Just like last year, television sets may be the cynosure of CES 2020, considering the expensive research that goes into making TV displays thinner, gigantic, and flexible enough to roll away or even disappear. In fact, even Steve Jobs had a vision for television before he died.
Jonathan Zittrain, professor of computer science at Harvard, wrote about how PC and Internet are two examples of generative technologies that adhered to open standards and allowed for innovation in unforeseen directions. They also equally enabled a range of people from hobbyists, programmers and tech companies to tinker with them. But this was not the case with TVs, which not only was dubbed an idiot box but was also locked down by proprietary networks and cables. Even with the advent of “smart TVs”, paid apps and dongles still controlled the streaming content.
But now, “TV with voice input” has the potential to be generative for the first time.
Voice Input For Television
Voice assistants like Alexa, Google Assistant and Siri are a hit with maps, have significantly freed the hands and eyes of users, while driving vehicles and are not anymore frustrating with accent issues in natural language translation. Just over a year ago, at the CES 2019, Google has shown that its assistant can translate 27 languages and also add voice commands to maps to show on car displays.
With regards to TVs, beyond just TV viewing and web browsing, the voice assistants have enabled conversational AI technology for a range of use cases such as video conferencing, placing an online order, booking a cab or hotel, playing music, controlling home appliances from dimming bulbs to ACs, switching to live camera feeds, flight check-ins and more.
But do they make our homes smarter? Not really, until you see the possibilities in a traditional pain point i.e. senior care and their quality of living. Each of the use cases mentioned here can transform their seniors’ quality of living, especially if they are immobile or unable to see or type better, due to dimming faculties.
Smart Assistants Vs Voice Input Enabled TVs
Programming with a voice assistant is similar to that of a mobile app, via a set of voice added interactions (or conversations) with the device instead of a touchscreen. Designing the conversation is tantamount to extending the voice platform provided by Amazon, Google, Apple, Microsoft and others with custom interactions by voice UI developers. The build process would map the user intent with the voice application through a combination of skills, slots and utterances for Alexa, or a combination of actions, agents and apps, as may be the case for Google Assistant.

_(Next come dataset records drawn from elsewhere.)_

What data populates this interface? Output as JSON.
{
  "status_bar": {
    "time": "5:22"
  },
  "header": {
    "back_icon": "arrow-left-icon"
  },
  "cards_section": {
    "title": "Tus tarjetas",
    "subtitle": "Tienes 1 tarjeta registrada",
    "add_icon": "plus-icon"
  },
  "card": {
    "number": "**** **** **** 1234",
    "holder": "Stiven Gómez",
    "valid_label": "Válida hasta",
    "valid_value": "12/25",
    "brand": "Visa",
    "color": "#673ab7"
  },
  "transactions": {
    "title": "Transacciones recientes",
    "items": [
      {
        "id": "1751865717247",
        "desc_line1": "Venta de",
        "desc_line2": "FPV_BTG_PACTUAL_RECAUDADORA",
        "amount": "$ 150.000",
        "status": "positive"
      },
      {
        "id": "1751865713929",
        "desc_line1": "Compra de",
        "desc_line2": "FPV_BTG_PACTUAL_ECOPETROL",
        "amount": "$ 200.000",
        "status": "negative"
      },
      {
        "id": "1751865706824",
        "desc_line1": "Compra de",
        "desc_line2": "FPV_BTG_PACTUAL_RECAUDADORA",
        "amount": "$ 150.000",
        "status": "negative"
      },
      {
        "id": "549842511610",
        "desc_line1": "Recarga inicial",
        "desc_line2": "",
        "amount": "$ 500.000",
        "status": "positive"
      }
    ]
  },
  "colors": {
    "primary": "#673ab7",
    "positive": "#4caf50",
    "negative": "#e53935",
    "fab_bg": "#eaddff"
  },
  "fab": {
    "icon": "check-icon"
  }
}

Spoken Language Technology (SLT) or Conversational AI is a mix of deep averaging networks for topic modelling, attentional and bidirectional LSTM to recognise speaker utterance and conversational context. To explain briefly, topic modelling networks help in finding hidden structure in text. Attentional mechanisms in neural networks have the ability to focus on a subset of its inputs. Bi-directional LSTMs aims to train two LSTMs, one on input sequence and the second on a reversed copy of the input sequence. Thus, an averaging ensemble of all these would markedly improve model performance on sequence classification problems.
Behind all these, functions a Natural Language Understanding (NLU) system (eg., DialogFlow) that extracts the context and meaning of the spoken words. As the NLU system matures over time, the voice assistants will learn better and further to recognise the user’s input style, needs and habits on a daily basis. To give an example, last year in October, Google updated its search with BERT, an NLU algorithm with an ability to train language models based on the entire set of words within a sentence or query, allowing those language models to learn word context based on surrounding words and not just the words that precede or follow.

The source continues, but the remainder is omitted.